I am so happy to have you in class!

Love, Mrs. A

When Kids Arrive

My son absolutely loved his Goodie Bag, and plays with the contents (except for the gum, that was chewed the first day) even though we're now two weeks into the school year. I loved it too, and it got me thinking about how much children of all ages might appreciate a Goodie Bag once in awhile.

The contents of classroom Goodie Bags can vary greatly depending on the kids and parents receiving them. Additional ideas for possible contents include:

  • Starburst - Everyone in our class is a Star!
  • Fancy Toothpick - Don't forget to "pick" out the good in everyone, Remember to "pick" the right choice
  • Bandage - When feelings are hurt, you can always offer an apology
  • A Hershey's Hug - Everyone needs a "hug" sometimes

Basically, what you put into Goodie Bags can vary based on your own special creativity and imagination!

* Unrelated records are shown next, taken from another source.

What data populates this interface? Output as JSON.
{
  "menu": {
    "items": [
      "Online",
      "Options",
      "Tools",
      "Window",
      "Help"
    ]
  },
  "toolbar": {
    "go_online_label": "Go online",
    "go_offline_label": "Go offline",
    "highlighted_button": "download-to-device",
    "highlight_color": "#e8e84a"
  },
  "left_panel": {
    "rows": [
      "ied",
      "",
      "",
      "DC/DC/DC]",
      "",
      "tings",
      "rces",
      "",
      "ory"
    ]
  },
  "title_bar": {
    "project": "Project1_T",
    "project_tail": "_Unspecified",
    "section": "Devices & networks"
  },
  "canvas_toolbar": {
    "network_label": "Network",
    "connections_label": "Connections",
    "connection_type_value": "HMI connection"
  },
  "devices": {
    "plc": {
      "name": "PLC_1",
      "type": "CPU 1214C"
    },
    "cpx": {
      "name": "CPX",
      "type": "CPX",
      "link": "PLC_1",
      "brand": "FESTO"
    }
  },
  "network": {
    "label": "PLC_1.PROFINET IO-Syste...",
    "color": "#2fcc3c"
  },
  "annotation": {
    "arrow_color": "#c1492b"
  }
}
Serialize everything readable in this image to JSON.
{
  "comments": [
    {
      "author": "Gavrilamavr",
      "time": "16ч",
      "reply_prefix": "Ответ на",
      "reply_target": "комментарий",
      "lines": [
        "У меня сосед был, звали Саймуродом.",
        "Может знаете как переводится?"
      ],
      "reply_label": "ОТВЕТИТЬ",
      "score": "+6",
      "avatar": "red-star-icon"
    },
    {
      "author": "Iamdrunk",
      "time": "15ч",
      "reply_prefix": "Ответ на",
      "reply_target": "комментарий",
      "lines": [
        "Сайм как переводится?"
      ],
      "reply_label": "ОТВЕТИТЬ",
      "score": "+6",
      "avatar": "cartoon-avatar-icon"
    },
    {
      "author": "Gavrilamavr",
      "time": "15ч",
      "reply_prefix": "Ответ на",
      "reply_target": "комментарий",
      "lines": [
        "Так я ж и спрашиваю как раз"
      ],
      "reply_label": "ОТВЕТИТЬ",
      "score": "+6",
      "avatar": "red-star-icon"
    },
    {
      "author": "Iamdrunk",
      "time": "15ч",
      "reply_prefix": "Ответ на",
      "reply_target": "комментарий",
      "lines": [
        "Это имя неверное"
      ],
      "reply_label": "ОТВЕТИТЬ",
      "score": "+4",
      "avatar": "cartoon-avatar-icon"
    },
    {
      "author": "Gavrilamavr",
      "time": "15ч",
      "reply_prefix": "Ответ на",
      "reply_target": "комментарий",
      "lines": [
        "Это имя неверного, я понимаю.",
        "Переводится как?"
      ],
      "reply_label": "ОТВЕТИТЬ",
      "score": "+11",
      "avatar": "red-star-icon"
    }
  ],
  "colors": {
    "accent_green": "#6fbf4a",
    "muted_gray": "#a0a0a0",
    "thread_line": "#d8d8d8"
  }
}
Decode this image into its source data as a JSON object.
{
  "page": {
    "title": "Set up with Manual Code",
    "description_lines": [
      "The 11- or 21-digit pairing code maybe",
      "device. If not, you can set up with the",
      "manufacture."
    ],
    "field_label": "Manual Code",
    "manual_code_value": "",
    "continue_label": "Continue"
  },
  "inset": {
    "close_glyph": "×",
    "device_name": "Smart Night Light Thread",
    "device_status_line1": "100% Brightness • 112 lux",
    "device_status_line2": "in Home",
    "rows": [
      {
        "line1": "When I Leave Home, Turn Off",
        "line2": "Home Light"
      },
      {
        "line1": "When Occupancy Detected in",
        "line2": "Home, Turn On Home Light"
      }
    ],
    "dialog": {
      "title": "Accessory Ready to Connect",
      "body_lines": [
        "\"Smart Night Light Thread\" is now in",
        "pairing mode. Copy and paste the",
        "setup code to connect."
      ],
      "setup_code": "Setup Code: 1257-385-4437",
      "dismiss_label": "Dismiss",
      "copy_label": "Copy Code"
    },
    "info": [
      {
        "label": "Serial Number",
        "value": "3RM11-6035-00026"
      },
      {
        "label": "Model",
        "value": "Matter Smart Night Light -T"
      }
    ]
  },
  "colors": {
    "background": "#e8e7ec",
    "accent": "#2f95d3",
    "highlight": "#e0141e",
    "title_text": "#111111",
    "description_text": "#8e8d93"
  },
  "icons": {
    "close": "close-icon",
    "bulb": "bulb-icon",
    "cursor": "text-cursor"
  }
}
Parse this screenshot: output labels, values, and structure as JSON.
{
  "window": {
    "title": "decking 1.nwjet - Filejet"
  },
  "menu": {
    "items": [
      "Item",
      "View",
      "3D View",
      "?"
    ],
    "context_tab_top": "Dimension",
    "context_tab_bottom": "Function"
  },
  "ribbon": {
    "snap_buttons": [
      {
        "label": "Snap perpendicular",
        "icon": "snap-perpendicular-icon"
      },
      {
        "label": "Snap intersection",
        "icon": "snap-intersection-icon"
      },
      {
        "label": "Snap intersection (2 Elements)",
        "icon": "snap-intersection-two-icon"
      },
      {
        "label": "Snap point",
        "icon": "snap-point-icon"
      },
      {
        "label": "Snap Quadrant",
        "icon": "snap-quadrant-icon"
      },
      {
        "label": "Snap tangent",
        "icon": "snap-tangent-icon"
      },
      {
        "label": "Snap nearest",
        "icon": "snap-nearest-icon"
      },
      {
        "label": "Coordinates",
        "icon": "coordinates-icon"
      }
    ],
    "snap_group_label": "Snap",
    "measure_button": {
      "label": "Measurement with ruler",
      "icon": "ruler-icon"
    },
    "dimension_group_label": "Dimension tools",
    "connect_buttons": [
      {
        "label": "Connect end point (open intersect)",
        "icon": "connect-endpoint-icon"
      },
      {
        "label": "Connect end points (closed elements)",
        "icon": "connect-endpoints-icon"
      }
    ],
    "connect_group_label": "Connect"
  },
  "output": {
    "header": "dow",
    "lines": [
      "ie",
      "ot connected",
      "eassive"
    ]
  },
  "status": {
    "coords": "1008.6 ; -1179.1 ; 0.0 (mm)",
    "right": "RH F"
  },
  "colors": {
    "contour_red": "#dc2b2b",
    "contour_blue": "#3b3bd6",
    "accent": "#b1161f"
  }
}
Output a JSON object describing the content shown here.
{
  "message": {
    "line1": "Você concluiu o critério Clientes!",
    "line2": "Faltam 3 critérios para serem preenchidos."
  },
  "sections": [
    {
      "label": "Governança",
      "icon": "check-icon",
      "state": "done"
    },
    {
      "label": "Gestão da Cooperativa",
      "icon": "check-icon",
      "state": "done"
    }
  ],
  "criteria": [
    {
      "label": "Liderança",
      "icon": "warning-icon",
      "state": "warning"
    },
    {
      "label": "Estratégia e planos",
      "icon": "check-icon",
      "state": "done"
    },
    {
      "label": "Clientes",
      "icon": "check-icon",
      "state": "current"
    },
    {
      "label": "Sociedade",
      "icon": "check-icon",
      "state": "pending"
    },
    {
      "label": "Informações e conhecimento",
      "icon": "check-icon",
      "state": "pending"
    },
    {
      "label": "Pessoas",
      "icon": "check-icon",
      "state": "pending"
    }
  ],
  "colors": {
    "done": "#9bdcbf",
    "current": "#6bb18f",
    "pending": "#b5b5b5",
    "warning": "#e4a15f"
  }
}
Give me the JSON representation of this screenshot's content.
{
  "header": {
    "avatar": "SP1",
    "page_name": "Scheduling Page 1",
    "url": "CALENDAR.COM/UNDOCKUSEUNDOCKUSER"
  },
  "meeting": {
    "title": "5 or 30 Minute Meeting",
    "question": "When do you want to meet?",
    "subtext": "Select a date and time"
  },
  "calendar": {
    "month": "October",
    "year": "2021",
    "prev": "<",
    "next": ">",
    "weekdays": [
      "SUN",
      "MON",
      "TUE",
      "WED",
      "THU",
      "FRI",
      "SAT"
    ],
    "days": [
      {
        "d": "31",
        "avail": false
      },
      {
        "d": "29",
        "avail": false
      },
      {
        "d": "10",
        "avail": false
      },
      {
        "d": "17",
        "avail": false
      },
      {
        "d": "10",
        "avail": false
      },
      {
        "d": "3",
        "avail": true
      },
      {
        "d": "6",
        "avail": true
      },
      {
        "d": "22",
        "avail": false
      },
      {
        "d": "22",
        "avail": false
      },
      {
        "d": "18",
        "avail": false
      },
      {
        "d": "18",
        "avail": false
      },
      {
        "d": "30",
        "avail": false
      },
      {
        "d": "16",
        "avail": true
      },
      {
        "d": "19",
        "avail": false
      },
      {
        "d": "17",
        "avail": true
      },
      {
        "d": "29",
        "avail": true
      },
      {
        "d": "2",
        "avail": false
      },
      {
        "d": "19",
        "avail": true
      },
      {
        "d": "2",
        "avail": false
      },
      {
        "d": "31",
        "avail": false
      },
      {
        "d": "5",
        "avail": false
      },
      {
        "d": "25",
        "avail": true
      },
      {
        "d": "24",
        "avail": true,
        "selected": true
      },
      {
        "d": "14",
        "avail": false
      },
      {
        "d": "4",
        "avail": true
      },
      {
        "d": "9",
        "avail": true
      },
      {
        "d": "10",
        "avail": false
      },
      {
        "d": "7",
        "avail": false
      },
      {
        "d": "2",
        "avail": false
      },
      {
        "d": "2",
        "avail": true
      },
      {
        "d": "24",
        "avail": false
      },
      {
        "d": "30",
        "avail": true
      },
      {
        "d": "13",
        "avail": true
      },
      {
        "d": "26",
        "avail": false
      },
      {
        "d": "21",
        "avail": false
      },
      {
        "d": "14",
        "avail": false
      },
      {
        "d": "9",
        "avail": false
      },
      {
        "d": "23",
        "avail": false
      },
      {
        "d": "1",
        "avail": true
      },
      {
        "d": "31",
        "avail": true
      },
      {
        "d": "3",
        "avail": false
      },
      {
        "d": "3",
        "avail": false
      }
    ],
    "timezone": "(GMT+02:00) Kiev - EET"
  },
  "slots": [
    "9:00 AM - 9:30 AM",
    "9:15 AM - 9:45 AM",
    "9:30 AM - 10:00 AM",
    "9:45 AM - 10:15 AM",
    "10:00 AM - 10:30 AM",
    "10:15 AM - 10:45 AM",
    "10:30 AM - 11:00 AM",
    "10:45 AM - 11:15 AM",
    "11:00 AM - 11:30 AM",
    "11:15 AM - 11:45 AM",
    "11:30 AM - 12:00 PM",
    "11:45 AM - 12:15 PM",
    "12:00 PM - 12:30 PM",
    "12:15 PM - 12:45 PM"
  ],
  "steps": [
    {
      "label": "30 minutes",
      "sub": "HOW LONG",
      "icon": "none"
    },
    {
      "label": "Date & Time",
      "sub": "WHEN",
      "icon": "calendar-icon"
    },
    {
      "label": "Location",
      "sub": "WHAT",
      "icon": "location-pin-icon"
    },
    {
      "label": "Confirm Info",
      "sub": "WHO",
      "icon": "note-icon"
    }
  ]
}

To Celebrate a Special Day or Person

A Goodie Bag doesn't have to only be for the beginning of the school year. There are many ways to incorporate Goodie Bags for special occasions throughout the year that help build positive relationships with kids and parents involved in your classroom. A few ideas of celebrating additional special days or people include:

  • Acknowledgment of each child's birthday - this can include a special pencil, birthday crown to put together and wear during the day, a sticker or temporary tattoo, a fruit leather (as opposed to candy)
  • Help celebrate Hundreds Day - Kids make a Goodie Bag of "Hundreds Day Heavenly Hash" by picking 10 pieces from each bowl you provide, like bowls of Cheerios or other cereal, animal crackers, mini-marshmallows, raisins or dried cranberries, chocolate chips, peanuts, sunflower seeds, popcorn, and pretzels, to name a few.
  • Chaperones on the day of a Field Trip - Include a copy of expectations for chaperones and their groups, an itinerary for the day, nametags for the kids in their group, a brief thank you note, and a couple of pieces of chocolate
  • Volunteer Appreciation - the Goodie Bag can actually be a flower pot with a packet of seeds as a thank-you for their assistance in "helping kids grow." Other themes can involve coffee, tea, chocolate or going green.
  • Celebrate a Holiday - create special Christmas or Valentine's Day Goodie Bags for each child in your classroom

When Kids Leave

When the other parents and I left our kindergarteners for their first day of school, Mrs. A handed us out own special Goodie Bags. There were three items and a note to explain each one:

  • a tissue, to wipe away the tears
  • a cotton ball, to remind us that our kids' spirits are still young and malleable
  • a packaged teabag, with encouragement to put our feet up and have a nourishing cup

Mrs. A stood by the door to hand us our bags, instructing the kids to say good-bye and blow us kisses from where they were sitting.

I am convinced that my son's Kindergarten teacher is a GENIUS.

Goodie Bags don't have to only be for parents as they leave for that first day. As children leave your classroom at the end of the year, consider putting together a special Goodie Bag for each one to take with them. Here are some suggestions for possible contents:

  • a small (snack-size) Ziploc bag of homemade playdough and a recipe card.
  • a small ruler to remind kids that there are rules to follow.
  • a pencil and eraser to write a letter to me.
  • an inexpensive book and a bookmark.
  • a piece of candy, to remind kids that they're sweet. Another option is Hershey's Hugs and Kisses.
  • a small container of bubbles to encourage kids to get outside and play!

Goodie Bags in the classroom provide a special way to build relationships with kids and parents without straining your budget!